Deanne Carson, the founder of Body Safety Australia, said her recommendations are in order to secure a “culture of consent” from birth.
Speaking in an ABC News segment about teaching consent to young children, Carson explained that while she works with kids from the age of three, she also works with parents of newborns.
According to the expert, to establish a culture of consent from birth means asking permission before changing your baby's nappy.
"I'm going to change your nappy now, is that okay?" Ms Carson said of her approach to infant consent. "Of course a baby isn't going to respond 'yes mum that's awesome, I'd love to have my nappy changed'" the researcher, speaker and author continued.
"But if you leave a space and wait for body language and wait to make eye-contact then you're letting that child know that their response matters."
Ms Carson's comments have attracted a mixture of understanding and backlash on social media. Reportedly, Sky News commentator Rowan Dean labelled the advice "left lunacy".
Twitter users weighed in on the debate and one person replied to her thread saying:
Implying a baby can give consent opens a very dark door. This offers credibility to those who harm kids and claim consent. Parents are legally, morally & emotionally responsible for their children for a reason. We are the first and last line of defence & we take our job seriously— Jennifer Nicholls (@JenniferRathen) May 11, 2018
Another added that asking for an infants consent sound "absurd":
To be fair, asking infants for consent to change their diapers sounds absurd. I imagine there are ways to foster a culture of consent that are more common-sense, and less susceptible to ridicule. Let's focus on those!— Dan Hoelck (@DanHoelck) May 10, 2018
A consent form was suggested by a person highlighting how ridiculous she felt the expert's comments were.
We really need to calm down.
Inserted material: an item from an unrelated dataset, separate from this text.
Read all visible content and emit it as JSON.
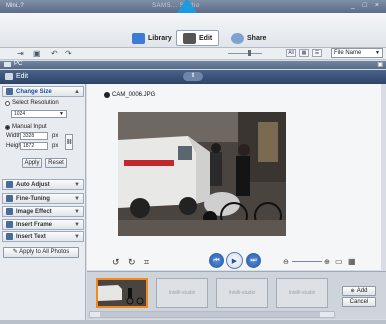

The solution is simple. The day the baby is born, he or she will sign a consent form giving mum and dad permission to change nappies , baths, feeding etc. Why didn't we think of this before?— Jan Selbourne (@JanSelbourne) May 10, 2018
However, other tweets supported Carson's message.
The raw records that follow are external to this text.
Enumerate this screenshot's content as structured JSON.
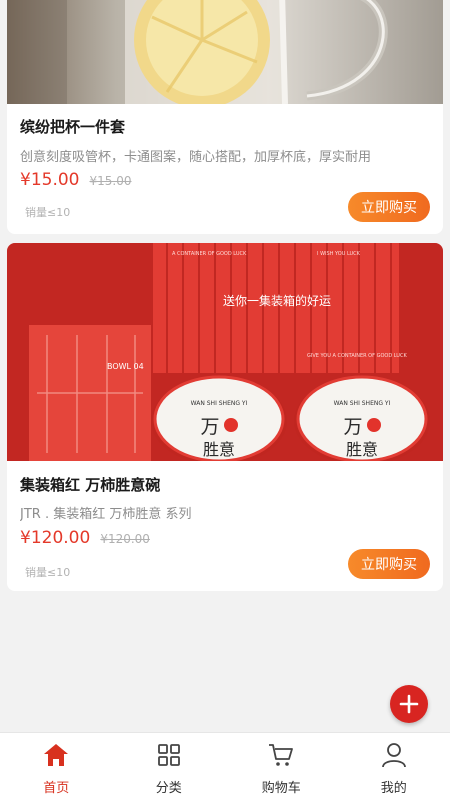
{
  "products": [
    {
      "title": "缤纷把杯一件套",
      "description": "创意刻度吸管杯，卡通图案，随心搭配，加厚杯底，厚实耐用",
      "price": "¥15.00",
      "original_price": "¥15.00",
      "sales": "销量≤10",
      "buy_label": "立即购买"
    },
    {
      "title": "集装箱红 万柿胜意碗",
      "description": "JTR . 集装箱红 万柿胜意 系列",
      "price": "¥120.00",
      "original_price": "¥120.00",
      "sales": "销量≤10",
      "buy_label": "立即购买",
      "image_text": {
        "container_slogan": "送你一集装箱的好运",
        "container_small_1": "A CONTAINER OF GOOD LUCK",
        "container_small_2": "I WISH YOU LUCK",
        "container_small_3": "GIVE YOU A CONTAINER OF GOOD LUCK",
        "box_label": "BOWL 04",
        "bowl_arc": "WAN SHI SHENG YI",
        "bowl_chars_top": "万",
        "bowl_chars_bottom": "胜意"
      }
    }
  ],
  "fab_icon": "plus-icon",
  "tabbar": {
    "tabs": [
      {
        "label": "首页",
        "icon": "home-icon",
        "active": true
      },
      {
        "label": "分类",
        "icon": "grid-icon",
        "active": false
      },
      {
        "label": "购物车",
        "icon": "cart-icon",
        "active": false
      },
      {
        "label": "我的",
        "icon": "user-icon",
        "active": false
      }
    ]
  },
  "colors": {
    "accent": "#d8311f",
    "price": "#e4392a",
    "button": "#f47a24"
  }
}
I totally get you on this. Culture is embedded and the embedding starts from day dot. I am sorry your argument has been taken so far out of context and that you are copping so much hate. Thank you for drawing attention to such a contentious topic.— Donna James (@donnamariesyd) May 10, 2018
The conservation around consent is "crucial" and needs to be opened said one reply:
Hey Deanne - I’m sorry you’re getting so much stick for this. As someone who works with YP with very complex needs who may not be identified or considered as being able to give consent I think it’s crucial we open the conversations about it...— SENSRE - Gill Leno (@sen_sre) May 10, 2018
A Twitter user said while she understood the expert's intentions, she hoped Carson would reconsider her stance.
i have no doubt your intentions are pure in wanting to encourage early consent i wish people would talk it out rather than treat you horribly. IMO, the idea that a baby can consent at all is deeply troubling and hurts this cause. i hope you’ll reconsider this perspective. x— Laci Green (@gogreen18) May 10, 2018
Ms Carson addressed the mixed reactions on a now deleted Facebook post, noting that she had been trolled and "ridiculed" simply for advocating for babies to have bodily autonomy.
"I gave an interview the other day about teaching consent to young children," she wrote. "Sadly, some people have chosen to ridicule me (oh no! Pink hair! Must be a lesbian!) and the notion of giving infants bodily autonomy (poo in nappies har har amiright?!)"
For those people, she wrote, I'm posting this.
"One in three girls, one in seven boys will be sexually assaulted by the time they are eighteen years old. One in twelve girls will be sexually abused before their sixth birthday.
"The work we do with children, teachers and parents is international best practice in abuse prevention. It teaches children their rights AND their responsibilities and connects them with people who care and can help. It invites their parents into the discussion and is sensitive to cultural and family values.
"Troll me all you want, add to your blog inches, but remember that when you do, you are negating the voices of these brave survivors of sexual abuse."
In light of the negativity on her Twitter thread, the expert added:
because never in the history of social media have trolls edited out context in order to ridicule someone— Deanne Carson (@DeanneCarson) May 10, 2018
Do you think you need your baby's consent to change their nappy?